I notice that the Romanization 'tamazigt' is used in the infobox. Wouldn't 'tamaziɣt' be more appropriate? Mo-Al ( talk) 05:00, 2 June 2009 (UTC)
Ethnologue states that one name for CMT is "Shilha". Is this because they are grouping it with Tashelhiyt? Mo-Al ( talk)
I'm not sure that I believe (Chaker, 1) in saying that 'Tamazight [is] the Berber word for language'. I would think that 'tamazight' would refer to Berber language, deriving from 'amazigh'. Is this fair to say? Mo-Al ( talk) 00:23, 11 June 2009 (UTC)
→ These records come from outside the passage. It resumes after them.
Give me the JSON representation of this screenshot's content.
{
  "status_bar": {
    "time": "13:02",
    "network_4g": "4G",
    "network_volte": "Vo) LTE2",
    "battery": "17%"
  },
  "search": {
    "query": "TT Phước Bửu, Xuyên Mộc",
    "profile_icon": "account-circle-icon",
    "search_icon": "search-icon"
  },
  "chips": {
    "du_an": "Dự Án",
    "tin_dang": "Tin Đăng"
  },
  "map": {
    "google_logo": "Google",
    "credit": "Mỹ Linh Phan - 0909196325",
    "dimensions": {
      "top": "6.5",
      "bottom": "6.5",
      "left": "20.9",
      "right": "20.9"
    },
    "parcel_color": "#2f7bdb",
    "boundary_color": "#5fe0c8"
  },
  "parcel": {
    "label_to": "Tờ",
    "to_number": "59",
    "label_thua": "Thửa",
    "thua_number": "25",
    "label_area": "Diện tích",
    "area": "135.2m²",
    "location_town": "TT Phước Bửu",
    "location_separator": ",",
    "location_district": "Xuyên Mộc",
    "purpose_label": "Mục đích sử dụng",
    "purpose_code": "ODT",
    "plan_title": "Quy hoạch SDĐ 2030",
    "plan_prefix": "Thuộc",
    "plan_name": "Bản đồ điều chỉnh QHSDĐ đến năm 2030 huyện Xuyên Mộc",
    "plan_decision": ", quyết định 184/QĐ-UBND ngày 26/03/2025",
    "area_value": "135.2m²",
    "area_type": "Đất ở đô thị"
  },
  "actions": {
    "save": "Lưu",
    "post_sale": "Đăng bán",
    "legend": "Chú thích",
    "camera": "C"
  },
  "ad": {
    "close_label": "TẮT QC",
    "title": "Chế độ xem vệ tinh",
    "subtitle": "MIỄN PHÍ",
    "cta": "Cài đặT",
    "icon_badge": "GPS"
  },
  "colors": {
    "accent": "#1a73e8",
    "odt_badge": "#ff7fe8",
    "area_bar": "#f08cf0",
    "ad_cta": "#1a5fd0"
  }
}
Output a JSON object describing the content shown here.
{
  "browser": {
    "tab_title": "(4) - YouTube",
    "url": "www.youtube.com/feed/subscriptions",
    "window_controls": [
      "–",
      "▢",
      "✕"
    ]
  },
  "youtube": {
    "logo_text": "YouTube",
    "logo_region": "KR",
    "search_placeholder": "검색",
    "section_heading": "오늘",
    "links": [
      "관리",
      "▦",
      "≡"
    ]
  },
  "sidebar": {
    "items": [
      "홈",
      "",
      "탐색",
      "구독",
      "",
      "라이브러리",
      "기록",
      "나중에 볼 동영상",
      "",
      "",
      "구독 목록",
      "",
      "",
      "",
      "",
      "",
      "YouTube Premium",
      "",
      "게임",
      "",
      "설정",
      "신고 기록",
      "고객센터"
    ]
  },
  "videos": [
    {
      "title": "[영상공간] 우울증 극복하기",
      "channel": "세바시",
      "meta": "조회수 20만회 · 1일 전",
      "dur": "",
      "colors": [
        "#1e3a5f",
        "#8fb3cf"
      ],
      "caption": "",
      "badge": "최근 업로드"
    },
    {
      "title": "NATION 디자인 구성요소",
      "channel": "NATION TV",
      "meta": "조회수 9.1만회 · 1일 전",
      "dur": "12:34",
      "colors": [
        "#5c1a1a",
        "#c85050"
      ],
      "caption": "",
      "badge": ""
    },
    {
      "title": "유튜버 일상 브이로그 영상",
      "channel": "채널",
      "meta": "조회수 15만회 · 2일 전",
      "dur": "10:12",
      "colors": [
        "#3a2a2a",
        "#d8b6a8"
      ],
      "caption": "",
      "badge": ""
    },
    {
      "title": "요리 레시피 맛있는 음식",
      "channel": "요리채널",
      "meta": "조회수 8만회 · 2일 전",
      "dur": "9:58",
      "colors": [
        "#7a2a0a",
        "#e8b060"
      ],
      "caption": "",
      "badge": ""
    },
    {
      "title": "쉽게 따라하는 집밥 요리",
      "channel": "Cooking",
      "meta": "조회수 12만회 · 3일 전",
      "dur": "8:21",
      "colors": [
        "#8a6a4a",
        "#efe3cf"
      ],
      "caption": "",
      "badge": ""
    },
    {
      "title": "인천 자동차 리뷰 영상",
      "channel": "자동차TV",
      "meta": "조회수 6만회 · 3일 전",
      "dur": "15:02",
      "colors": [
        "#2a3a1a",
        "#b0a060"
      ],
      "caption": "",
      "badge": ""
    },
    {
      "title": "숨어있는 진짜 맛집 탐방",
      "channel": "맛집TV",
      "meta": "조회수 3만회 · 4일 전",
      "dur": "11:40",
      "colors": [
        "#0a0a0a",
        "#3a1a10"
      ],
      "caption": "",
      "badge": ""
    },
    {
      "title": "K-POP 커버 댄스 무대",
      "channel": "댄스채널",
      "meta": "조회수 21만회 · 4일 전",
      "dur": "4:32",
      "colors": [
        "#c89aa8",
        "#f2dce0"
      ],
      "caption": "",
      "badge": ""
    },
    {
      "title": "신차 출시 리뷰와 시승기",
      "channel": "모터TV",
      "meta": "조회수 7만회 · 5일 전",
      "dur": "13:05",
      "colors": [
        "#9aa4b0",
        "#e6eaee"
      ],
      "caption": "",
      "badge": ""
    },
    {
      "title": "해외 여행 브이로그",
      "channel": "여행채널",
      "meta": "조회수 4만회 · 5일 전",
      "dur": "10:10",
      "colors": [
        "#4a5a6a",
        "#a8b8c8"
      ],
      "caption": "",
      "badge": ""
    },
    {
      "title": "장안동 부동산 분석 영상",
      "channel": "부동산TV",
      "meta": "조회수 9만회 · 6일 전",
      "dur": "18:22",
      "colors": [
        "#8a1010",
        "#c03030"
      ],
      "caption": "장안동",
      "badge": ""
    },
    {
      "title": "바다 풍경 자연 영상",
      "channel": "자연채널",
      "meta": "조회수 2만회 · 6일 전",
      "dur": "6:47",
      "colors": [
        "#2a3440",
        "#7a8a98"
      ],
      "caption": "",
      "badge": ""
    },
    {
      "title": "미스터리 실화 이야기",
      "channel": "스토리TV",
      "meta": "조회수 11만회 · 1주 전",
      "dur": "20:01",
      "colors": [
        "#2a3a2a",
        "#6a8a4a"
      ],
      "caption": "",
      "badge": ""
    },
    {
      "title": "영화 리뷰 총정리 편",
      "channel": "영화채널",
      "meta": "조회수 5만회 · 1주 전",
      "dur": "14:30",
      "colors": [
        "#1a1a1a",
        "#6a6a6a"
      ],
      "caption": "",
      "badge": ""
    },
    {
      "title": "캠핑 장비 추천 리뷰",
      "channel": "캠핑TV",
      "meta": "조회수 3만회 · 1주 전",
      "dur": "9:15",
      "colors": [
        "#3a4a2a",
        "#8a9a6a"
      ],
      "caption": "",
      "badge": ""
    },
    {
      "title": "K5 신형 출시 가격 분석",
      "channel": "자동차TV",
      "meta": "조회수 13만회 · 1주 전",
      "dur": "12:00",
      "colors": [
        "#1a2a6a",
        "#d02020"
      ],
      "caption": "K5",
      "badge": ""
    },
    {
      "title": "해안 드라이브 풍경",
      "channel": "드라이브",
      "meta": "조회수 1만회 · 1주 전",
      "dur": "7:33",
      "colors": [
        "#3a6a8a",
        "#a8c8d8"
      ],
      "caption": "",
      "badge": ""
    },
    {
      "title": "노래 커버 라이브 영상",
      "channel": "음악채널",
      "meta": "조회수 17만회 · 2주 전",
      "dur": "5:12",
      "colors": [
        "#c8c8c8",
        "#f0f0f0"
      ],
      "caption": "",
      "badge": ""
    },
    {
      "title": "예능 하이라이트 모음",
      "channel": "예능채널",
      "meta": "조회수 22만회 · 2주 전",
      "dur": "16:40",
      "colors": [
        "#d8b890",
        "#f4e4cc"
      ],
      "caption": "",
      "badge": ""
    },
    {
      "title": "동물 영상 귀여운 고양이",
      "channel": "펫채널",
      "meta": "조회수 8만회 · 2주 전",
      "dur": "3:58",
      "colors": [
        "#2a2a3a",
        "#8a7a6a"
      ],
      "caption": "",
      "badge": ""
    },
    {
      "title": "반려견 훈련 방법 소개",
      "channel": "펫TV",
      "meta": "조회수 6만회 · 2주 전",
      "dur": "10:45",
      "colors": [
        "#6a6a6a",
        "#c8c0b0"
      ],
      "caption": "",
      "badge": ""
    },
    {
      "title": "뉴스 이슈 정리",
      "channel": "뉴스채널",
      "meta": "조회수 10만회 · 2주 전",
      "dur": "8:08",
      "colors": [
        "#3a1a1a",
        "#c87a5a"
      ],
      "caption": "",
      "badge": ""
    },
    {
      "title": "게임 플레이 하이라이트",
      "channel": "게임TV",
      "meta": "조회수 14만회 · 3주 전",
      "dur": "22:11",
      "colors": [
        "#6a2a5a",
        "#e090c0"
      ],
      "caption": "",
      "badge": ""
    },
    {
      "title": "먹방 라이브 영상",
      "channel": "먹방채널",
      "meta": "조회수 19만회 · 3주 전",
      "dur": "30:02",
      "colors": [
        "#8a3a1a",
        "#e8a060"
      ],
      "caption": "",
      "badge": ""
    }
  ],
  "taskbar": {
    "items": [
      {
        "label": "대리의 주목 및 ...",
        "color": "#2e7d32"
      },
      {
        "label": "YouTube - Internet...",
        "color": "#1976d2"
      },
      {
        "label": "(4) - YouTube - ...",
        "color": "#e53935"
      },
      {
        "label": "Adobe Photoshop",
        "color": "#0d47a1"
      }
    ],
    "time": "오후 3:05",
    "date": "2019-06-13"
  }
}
This article seems to contradict itself: one source states that Tifinagh isn't found on public signs in Morocco, yet there is an image of a sign in Morocco with Tifinagh. How can this be resolved? Is it just that Tifinagh has only been put on some public signs recently, or perhaps that it is legal but uncommon? Mo-Al ( talk) 05:22, 16 June 2009 (UTC)
Is South Oran a seperate dialect of Tamazight or a collection of dialects spoken by tribes (presumably southern varieties)? Mo-Al ( talk) 21:19, 17 June 2009 (UTC)
While Abdel-Massih refers to the Tamazight emphatics as velarized, I strongly suspect that he's not making a clear distinction between velarization and pharyngealization. Can anyone find either confirmation that what is used is velarization, or evidence that's it's pharyngealized? (Note that the article on Tashelhiyt uses pharyngealization.) Mo-Al ( talk) 16:55, 19 June 2009 (UTC)
While Abdel-Massih uses the word "flap" in referring to /r/, he also describes it as involving "vibration" of the tip of the tongue. As such, I'm not convinced that this article should use <ɾ> for it. Mo-Al ( talk) 05:53, 13 July 2009 (UTC)
Two suggestions for the moment:
I've created a very short version of the lead that I could insert for a day or so to see how it looks; or we could simply not worry about re-writing the lead until later.
Some information from the lead that as a lay reader I have questions about:
I was wondering if, between the end of Roman colonization, and before the push for Islamism, there may have been some Christian activities in the area, and hence the Latin. The article about Adrian of Canterbury indicates that there must have been some monastic activities which would have included a scriptorium and Latin orthography. Now all we need are sources! Truthkeeper88 ( talk) 22:39, 7 August 2009 (UTC)
Strangely this source does imply that the Latin alphabet was used for a short while over a millennium ago. I doubt it's related to the modern Berber Latin alphabet, but I had never heard of that before! Mo-Al ( talk) 03:32, 14 August 2009 (UTC)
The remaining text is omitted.